Les nouvelles technologies pour l’enseignement des mathématiques
Intégration des TICE dans l’enseignement des mathématiques

MathémaTICE, première revue en ligne destinée à promouvoir les TICE à travers l’enseignement des mathématiques.

Arbres syntaxiques en algèbre

Récit d’une expérience menée en accompagnement personnalisé avec le logiciel Scratch

Cf. l’appel à contributions n° 2

Article mis en ligne le 7 juin 2011
dernière modification le 8 octobre 2018

par Alain Busser

À la question « combien fait 5+2*3 ? » plusieurs élèves de Seconde (oui, de Seconde !) répondent « 21 » parce qu’ils voient un produit (tout simplement parce qu’ils lisent de gauche à droite) au lieu d’une somme (pour voir une somme, il faut une connaissance des règles de priorité opératoire suffisante pour « formater » la vision dans le cerveau). En effet la psychologie de la forme nous montre que le cerveau humain est tout-à-fait capable d’apprendre à voir des parenthèses qui n’existent pas.

Pour y remédier, on peut essayer, comme cela avait été fait il y a quelques années avec le logiciel Aplusix (logiciel monoplateforme et propriétaire), de représenter l’expression par un arbre syntaxique.

La séance d’accompagnement « personnalisé » a commencé par une question :

Comment trouver l’image de 1,4 par la fonction $x \mapsto \frac{2x-1}{5x+3}$ avec le logiciel Scratch (langage) ?

En effet, les calculatrices [1], même graphiques, et les logiciels ont ceci de commun qu’ils manipulent des expressions en ligne.

Le programme a été construit dans la « scène » de Scratch et non dans un lutin comme il est de coutume avec ce logiciel. Après avoir créé deux variables x et y et mis x en mode « potentiomètre » j’ai alors poussé une instance de x sur le plan de travail (au vidéoprojecteur) :

puis demandé « que dois-je faire ensuite ? » La plupart des élèves ont trouvé logique de commencer par la multiplication, en l’occurence de 2 par x, qui se construit en poussant le symbole de multiplication sur l’établi et en y plaçant le 2 (au clavier) et le x (à la souris) :

À ce stade, il est clair que les élèves regardent le numérateur, se réservant le dénominateur pour la suite (ce qui explique leur tendance à écrire les traits de fraction trop bas). Ils me demandent alors d’introduire la soustraction (soustraire 1) :

puis de faire de même pour le dénominateur :

Il ne reste alors plus qu’à assembler la fonction homographique avec les pièces qui traînent sur l’établi :

Pour afficher l’image de 1,4

on peut affecter x avec 1,4 et y avec l’expression précédemment créée :

Pour peu que ces affectations soient déclenchées comme ci-dessus par un clic sur le drapeau, on a l’affichage voulu. Mais bien que x soit en mode « potentiomètre », la modification de sa valeur ne modifie pas celle de y.

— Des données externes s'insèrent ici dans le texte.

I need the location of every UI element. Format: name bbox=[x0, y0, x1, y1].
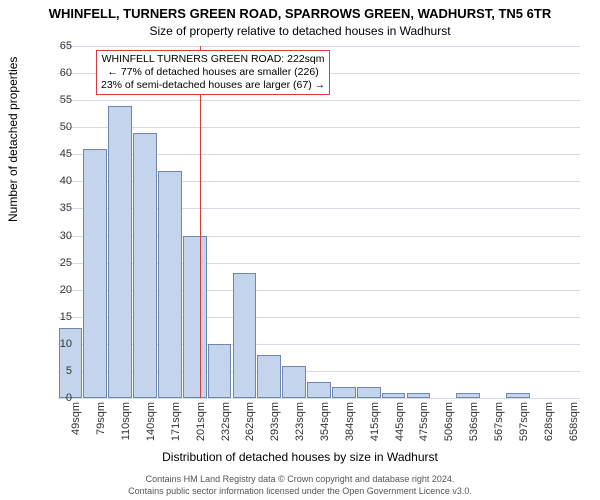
x-tick-label: 658sqm bbox=[568, 402, 580, 452]
footer-line-1: Contains HM Land Registry data © Crown c… bbox=[0, 474, 600, 484]
y-tick-label: 40 bbox=[48, 175, 72, 187]
histogram-bar bbox=[233, 273, 257, 398]
x-tick-label: 323sqm bbox=[294, 402, 306, 452]
histogram-bar bbox=[208, 344, 232, 398]
histogram-bar bbox=[108, 106, 132, 398]
y-tick-label: 25 bbox=[48, 257, 72, 269]
histogram-bar bbox=[407, 393, 431, 398]
histogram-bar bbox=[382, 393, 406, 398]
histogram-chart: WHINFELL TURNERS GREEN ROAD: 222sqm← 77%… bbox=[58, 46, 580, 398]
histogram-bar bbox=[257, 355, 281, 398]
y-tick-label: 50 bbox=[48, 121, 72, 133]
histogram-bar bbox=[183, 236, 207, 398]
annotation-line: 23% of semi-detached houses are larger (… bbox=[101, 79, 325, 92]
histogram-bar bbox=[357, 387, 381, 398]
marker-line bbox=[200, 46, 201, 398]
y-axis-label: Number of detached properties bbox=[6, 57, 20, 222]
y-tick-label: 45 bbox=[48, 148, 72, 160]
x-tick-label: 201sqm bbox=[195, 402, 207, 452]
histogram-bar bbox=[506, 393, 530, 398]
chart-container: WHINFELL, TURNERS GREEN ROAD, SPARROWS G… bbox=[0, 0, 600, 500]
gridline bbox=[58, 100, 580, 101]
histogram-bar bbox=[332, 387, 356, 398]
x-tick-label: 232sqm bbox=[220, 402, 232, 452]
x-tick-label: 475sqm bbox=[418, 402, 430, 452]
plot-area: WHINFELL TURNERS GREEN ROAD: 222sqm← 77%… bbox=[58, 46, 580, 398]
y-tick-label: 30 bbox=[48, 230, 72, 242]
y-tick-label: 20 bbox=[48, 284, 72, 296]
y-tick-label: 0 bbox=[48, 392, 72, 404]
x-tick-label: 140sqm bbox=[145, 402, 157, 452]
y-tick-label: 15 bbox=[48, 311, 72, 323]
annotation-line: ← 77% of detached houses are smaller (22… bbox=[101, 66, 325, 79]
x-tick-label: 354sqm bbox=[319, 402, 331, 452]
gridline bbox=[58, 127, 580, 128]
annotation-box: WHINFELL TURNERS GREEN ROAD: 222sqm← 77%… bbox=[96, 50, 330, 95]
annotation-line: WHINFELL TURNERS GREEN ROAD: 222sqm bbox=[101, 53, 325, 66]
y-tick-label: 60 bbox=[48, 67, 72, 79]
y-tick-label: 10 bbox=[48, 338, 72, 350]
x-tick-label: 110sqm bbox=[120, 402, 132, 452]
x-tick-label: 171sqm bbox=[170, 402, 182, 452]
histogram-bar bbox=[282, 366, 306, 398]
histogram-bar bbox=[158, 171, 182, 398]
title-line-1: WHINFELL, TURNERS GREEN ROAD, SPARROWS G… bbox=[0, 6, 600, 21]
histogram-bar bbox=[83, 149, 107, 398]
gridline bbox=[58, 46, 580, 47]
histogram-bar bbox=[307, 382, 331, 398]
x-tick-label: 415sqm bbox=[369, 402, 381, 452]
x-tick-label: 293sqm bbox=[269, 402, 281, 452]
footer-line-2: Contains public sector information licen… bbox=[0, 486, 600, 496]
y-tick-label: 65 bbox=[48, 40, 72, 52]
y-tick-label: 55 bbox=[48, 94, 72, 106]
gridline bbox=[58, 398, 580, 399]
y-tick-label: 5 bbox=[48, 365, 72, 377]
x-tick-label: 49sqm bbox=[70, 402, 82, 452]
x-tick-label: 506sqm bbox=[443, 402, 455, 452]
y-tick-label: 35 bbox=[48, 202, 72, 214]
x-tick-label: 79sqm bbox=[95, 402, 107, 452]
x-tick-label: 597sqm bbox=[518, 402, 530, 452]
x-tick-label: 567sqm bbox=[493, 402, 505, 452]
histogram-bar bbox=[133, 133, 157, 398]
x-tick-label: 628sqm bbox=[543, 402, 555, 452]
x-tick-label: 536sqm bbox=[468, 402, 480, 452]
title-line-2: Size of property relative to detached ho… bbox=[0, 24, 600, 38]
x-axis-label: Distribution of detached houses by size … bbox=[0, 450, 600, 464]
x-tick-label: 384sqm bbox=[344, 402, 356, 452]
histogram-bar bbox=[456, 393, 480, 398]
x-tick-label: 445sqm bbox=[394, 402, 406, 452]
x-tick-label: 262sqm bbox=[244, 402, 256, 452]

Les meilleurs élèves (en algorithmique du moins) ont alors proposé la modification suivante :

qui, à chaque clic sur le drapeau, affiche l’image de x par la fonction.

Bien que l’expression ait été créée comme un arbre, elle est bel et bien affichée en ligne : Si on la regarde comme des rectangles arrondis imbriqués (mais sans le rectangle extérieur) :

ce qui reste après avoir gommé les traits horizontaux :

Plusieurs élèves ont vu ces parenthèses dans le bloc Scratch, dont un avant que j’aie eu le temps de le signaler...

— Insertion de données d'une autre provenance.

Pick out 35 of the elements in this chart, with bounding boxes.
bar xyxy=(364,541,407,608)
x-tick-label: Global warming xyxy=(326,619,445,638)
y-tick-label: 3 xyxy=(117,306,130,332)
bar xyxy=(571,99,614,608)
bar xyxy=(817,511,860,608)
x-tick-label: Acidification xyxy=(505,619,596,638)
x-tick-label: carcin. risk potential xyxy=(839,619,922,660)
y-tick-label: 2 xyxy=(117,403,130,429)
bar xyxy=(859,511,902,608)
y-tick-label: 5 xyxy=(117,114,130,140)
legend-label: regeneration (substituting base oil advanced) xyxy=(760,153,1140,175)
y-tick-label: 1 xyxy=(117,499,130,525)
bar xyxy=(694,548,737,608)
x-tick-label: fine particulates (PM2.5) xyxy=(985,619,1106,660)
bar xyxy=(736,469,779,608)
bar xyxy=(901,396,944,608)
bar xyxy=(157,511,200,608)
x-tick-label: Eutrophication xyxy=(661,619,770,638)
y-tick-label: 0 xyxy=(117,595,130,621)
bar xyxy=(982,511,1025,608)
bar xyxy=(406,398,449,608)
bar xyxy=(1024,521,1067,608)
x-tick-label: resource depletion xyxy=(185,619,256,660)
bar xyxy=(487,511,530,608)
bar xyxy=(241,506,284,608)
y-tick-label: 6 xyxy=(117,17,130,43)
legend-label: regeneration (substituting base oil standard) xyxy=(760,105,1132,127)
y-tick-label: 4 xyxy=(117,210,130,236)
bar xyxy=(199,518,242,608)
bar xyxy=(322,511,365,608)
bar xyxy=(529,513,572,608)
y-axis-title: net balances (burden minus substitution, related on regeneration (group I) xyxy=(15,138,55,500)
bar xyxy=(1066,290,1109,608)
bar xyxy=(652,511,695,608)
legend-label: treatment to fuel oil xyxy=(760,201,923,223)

Il y a un arbre dans cette expression

La même expression, telle qu’elle a été construite dans Scratch, a été construite comme un arbre, ainsi que le curseur ci-dessus le montre (en déroulant l’arbre) :

<carmetal|doc=2875|largeur=538|hauteur=377>

Le parcours infixe de l’arbre

donne exactement l’expression en ligne, alors que le parcours préfixe

donne la phrase telle que j’ai l’habitude de la lire :

« Le quotient dont le numérateur est la différence du produit de 2 par x et de 1, et dont le dénominateur est la somme du produit de 5 par x et de 3 ».

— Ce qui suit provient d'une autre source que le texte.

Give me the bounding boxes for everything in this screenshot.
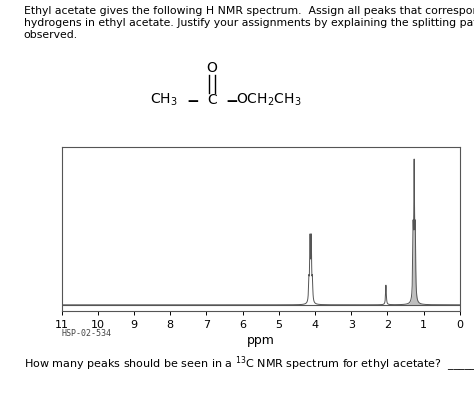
Text: $\rm OCH_2CH_3$: $\rm OCH_2CH_3$: [236, 91, 301, 108]
Text: HSP-02-534: HSP-02-534: [62, 329, 111, 338]
Text: observed.: observed.: [24, 30, 78, 40]
Text: hydrogens in ethyl acetate. Justify your assignments by explaining the splitting: hydrogens in ethyl acetate. Justify your…: [24, 18, 474, 28]
X-axis label: ppm: ppm: [247, 334, 274, 347]
Text: $\rm C$: $\rm C$: [207, 93, 218, 107]
Text: Ethyl acetate gives the following H NMR spectrum.  Assign all peaks that corresp: Ethyl acetate gives the following H NMR …: [24, 6, 474, 16]
Text: $\bf{-}$: $\bf{-}$: [186, 92, 199, 107]
Text: How many peaks should be seen in a $^{13}$C NMR spectrum for ethyl acetate?  ___: How many peaks should be seen in a $^{13…: [24, 355, 474, 374]
Text: $\rm O$: $\rm O$: [206, 61, 218, 75]
Text: $\bf{-}$: $\bf{-}$: [225, 92, 238, 107]
Text: $\rm CH_3$: $\rm CH_3$: [150, 91, 178, 108]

Le parcours préfixe d’un arbre syntaxique permet d’éviter les parenthèses grâce à la notation polonaise qui ici donne [2]

/-*2x1+*5x3

Cette concision [3] rend l’expression compliquée à lire, ce qui a eu le mérite de réconcilier les élèves avec les parenthèses ! Et a permis un intéressant débat sur l’ambigüité de l’écriture polonaise : Un des élèves a remarqué (toujours spontanément) que le signe « moins » pose problème parce qu’il désigne à la fois une opération unaire et une opération binaire !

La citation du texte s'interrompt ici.